Alternatively, the DeRec Protocol is unique in the way it offers a standard, decentralized safety net with which any lost or misplaced credentials (or any secret) can be recovered without incurring the risks associated with centralized approaches or sloppy management of personal secrets. The DeRec Protocol is 100 percent agnostic in that it can work for any credential or secret regardless of that secret’s association with any specific entity or service (see What Types of Secrets Can Be Protected with the DeRec Protocol?).

How does it do this? For an in-depth explanation of how exactly the DeRec Protocol works, please read What is Decentralized Recovery? But, in a nutshell, instead of relying on a central entity to aid in the protection or recovery of a lost or misplaced secret, the DeRec Protocol first protects that secret by splitting it into dissimilar encrypted fragments known as “DeRec Shares” (see our FAQ: What is a DeRec Share?) and then distributing those shares across a group of unrelated systems known as DeRec Helpers (see our FAQ: What is a DeRec Helper?). The reason the fragments are referred to as “shares” is because the DeRec Protocol relies on another standard known as Shamir’s Secret Sharing (SSS). According to the Wikipedia, SSS is an “algorithm for distributing private information (the “secret”) among a group. The secret cannot be revealed unless a quorum of the group acts together to pool their knowledge. To achieve this, the secret is mathematically divided into parts (the “shares”) from which the secret can be reassembled only when a sufficient number of shares are combined.”

As opposed to a centralized system where a secret must be shared with some central party or service as a part of protecting that secret from loss, the group dynamic of the DeRec Protocol infers that it is a decentralized technology where the secret is never shared with a central entity. In fact, it is never shared in its entirety with any entity. Furthermore, with the DeRec Protocol, the DeRec Helpers to which the DeRec Shares are distributed have no knowledge of who the other Helpers are, how many Helpers exist, nor do they have any means to decrypt the Shares in their possession.  

Should a secret that’s been protected with the DeRec Protocol become lost or misplaced, the owner of the secret (see our FAQ: What is a DeRec Owner?) can recall the Shares from the Helpers and reassemble that secret from those fragments (after first decrypting them, which only the owner of the secret can do). 

There’s a lot more to how the protocol works. For example, Helper redundancy is baked into the protocol in a way that the recovery process won’t fail due to the unanticipated inaccessibility of a single Helper. Also, it’s important to note that protocol itself is not an application. It’s an open source technology that developers can freely build into their new or existing applications in a way that those applications can participate in DeRec workflows. For example, as an addition to its existing credential management feature set, a web service could offer its end users the ability to protect their credentials with the DeRec Protocol. Meanwhile, large service providers (eg: wireless carriers) could provide a helper-as-a-service feature in order to expand their lists of subscriber benefits (see our FAQ: What is a DeRec Helper-as-a-Service (dHaaS)?)

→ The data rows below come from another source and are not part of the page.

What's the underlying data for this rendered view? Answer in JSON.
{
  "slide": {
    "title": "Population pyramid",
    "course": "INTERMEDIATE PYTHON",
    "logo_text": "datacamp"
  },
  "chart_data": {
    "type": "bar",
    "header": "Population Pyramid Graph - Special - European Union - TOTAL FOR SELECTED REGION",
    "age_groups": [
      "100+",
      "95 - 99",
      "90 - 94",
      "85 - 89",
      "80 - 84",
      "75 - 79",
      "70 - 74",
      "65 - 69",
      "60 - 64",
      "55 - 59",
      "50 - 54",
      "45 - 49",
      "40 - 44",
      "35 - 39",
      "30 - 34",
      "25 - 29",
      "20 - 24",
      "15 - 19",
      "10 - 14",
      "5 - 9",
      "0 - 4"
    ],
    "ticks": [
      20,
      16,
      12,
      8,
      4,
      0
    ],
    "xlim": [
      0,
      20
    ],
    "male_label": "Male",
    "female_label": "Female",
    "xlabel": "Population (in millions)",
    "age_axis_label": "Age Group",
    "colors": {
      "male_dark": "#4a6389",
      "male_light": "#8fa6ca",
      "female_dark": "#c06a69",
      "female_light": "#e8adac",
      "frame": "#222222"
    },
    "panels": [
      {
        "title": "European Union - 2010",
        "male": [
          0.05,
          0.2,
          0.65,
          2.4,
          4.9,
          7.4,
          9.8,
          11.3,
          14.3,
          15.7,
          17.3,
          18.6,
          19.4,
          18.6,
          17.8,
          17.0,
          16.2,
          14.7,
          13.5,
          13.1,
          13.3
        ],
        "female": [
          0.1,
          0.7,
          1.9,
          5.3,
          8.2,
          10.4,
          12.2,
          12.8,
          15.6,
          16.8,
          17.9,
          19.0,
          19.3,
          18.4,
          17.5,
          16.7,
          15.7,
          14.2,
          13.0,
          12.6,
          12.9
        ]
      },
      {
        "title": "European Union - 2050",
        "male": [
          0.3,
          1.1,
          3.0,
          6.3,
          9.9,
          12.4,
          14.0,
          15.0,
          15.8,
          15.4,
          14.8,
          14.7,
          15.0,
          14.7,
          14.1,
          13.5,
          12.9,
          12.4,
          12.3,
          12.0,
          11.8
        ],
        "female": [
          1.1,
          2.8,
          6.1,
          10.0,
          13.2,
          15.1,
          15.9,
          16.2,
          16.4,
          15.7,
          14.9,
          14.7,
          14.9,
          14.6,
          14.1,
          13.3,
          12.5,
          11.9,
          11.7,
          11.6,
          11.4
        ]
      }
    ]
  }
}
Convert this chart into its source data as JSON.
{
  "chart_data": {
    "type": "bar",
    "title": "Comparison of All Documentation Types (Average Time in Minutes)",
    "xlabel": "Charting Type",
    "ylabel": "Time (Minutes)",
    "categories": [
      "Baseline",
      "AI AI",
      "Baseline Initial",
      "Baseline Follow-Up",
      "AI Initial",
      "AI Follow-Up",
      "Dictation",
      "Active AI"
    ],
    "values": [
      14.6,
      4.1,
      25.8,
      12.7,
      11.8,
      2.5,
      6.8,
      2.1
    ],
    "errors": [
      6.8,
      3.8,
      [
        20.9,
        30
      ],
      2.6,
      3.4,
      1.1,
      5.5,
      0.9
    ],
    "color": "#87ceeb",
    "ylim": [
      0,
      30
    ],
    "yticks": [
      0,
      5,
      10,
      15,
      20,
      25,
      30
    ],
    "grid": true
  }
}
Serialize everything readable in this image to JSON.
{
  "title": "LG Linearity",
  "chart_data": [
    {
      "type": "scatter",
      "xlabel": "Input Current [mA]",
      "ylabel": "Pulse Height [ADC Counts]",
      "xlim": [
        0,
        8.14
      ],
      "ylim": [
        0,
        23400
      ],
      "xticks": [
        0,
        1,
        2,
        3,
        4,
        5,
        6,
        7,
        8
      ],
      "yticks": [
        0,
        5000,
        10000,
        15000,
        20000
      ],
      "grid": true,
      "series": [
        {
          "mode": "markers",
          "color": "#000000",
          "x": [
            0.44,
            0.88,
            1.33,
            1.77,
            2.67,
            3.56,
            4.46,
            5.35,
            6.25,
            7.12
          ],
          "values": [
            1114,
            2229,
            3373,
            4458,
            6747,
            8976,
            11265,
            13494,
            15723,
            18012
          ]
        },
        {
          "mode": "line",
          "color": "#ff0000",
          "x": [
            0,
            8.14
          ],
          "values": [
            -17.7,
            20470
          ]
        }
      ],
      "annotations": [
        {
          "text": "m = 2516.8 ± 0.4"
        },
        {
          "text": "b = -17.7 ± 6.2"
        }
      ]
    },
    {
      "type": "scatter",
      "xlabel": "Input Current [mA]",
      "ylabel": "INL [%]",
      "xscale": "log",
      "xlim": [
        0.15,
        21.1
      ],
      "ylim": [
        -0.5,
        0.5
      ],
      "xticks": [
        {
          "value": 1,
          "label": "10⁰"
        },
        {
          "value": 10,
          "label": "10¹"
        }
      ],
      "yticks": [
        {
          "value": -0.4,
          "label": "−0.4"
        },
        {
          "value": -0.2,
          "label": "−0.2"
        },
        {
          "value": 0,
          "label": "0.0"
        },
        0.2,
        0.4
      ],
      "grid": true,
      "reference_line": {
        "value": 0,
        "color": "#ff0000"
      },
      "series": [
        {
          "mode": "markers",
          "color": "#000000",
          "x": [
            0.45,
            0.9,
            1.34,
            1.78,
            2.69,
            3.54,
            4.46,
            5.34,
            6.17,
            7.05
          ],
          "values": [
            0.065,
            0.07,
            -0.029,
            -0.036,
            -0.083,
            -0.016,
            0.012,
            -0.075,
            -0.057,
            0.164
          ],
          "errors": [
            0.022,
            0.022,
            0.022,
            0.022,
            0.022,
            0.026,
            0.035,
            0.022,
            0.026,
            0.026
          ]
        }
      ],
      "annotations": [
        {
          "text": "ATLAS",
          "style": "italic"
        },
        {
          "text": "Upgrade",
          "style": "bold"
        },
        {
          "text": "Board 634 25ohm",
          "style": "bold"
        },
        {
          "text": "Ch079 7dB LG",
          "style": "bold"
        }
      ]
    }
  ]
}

Most importantly, for decades, the art of protecting and recovering secrets has relied on a centralized concept known as “shared secrets”. As innovations go, not only does the DeRec Protocol demonstrate why it’s unnecessary to share secrets in order to protect them, it proves how the application of a decentralized architecture to a legacy use case can actually eliminate the longstanding weaknesses that were originally introduced through traditional centralized approaches.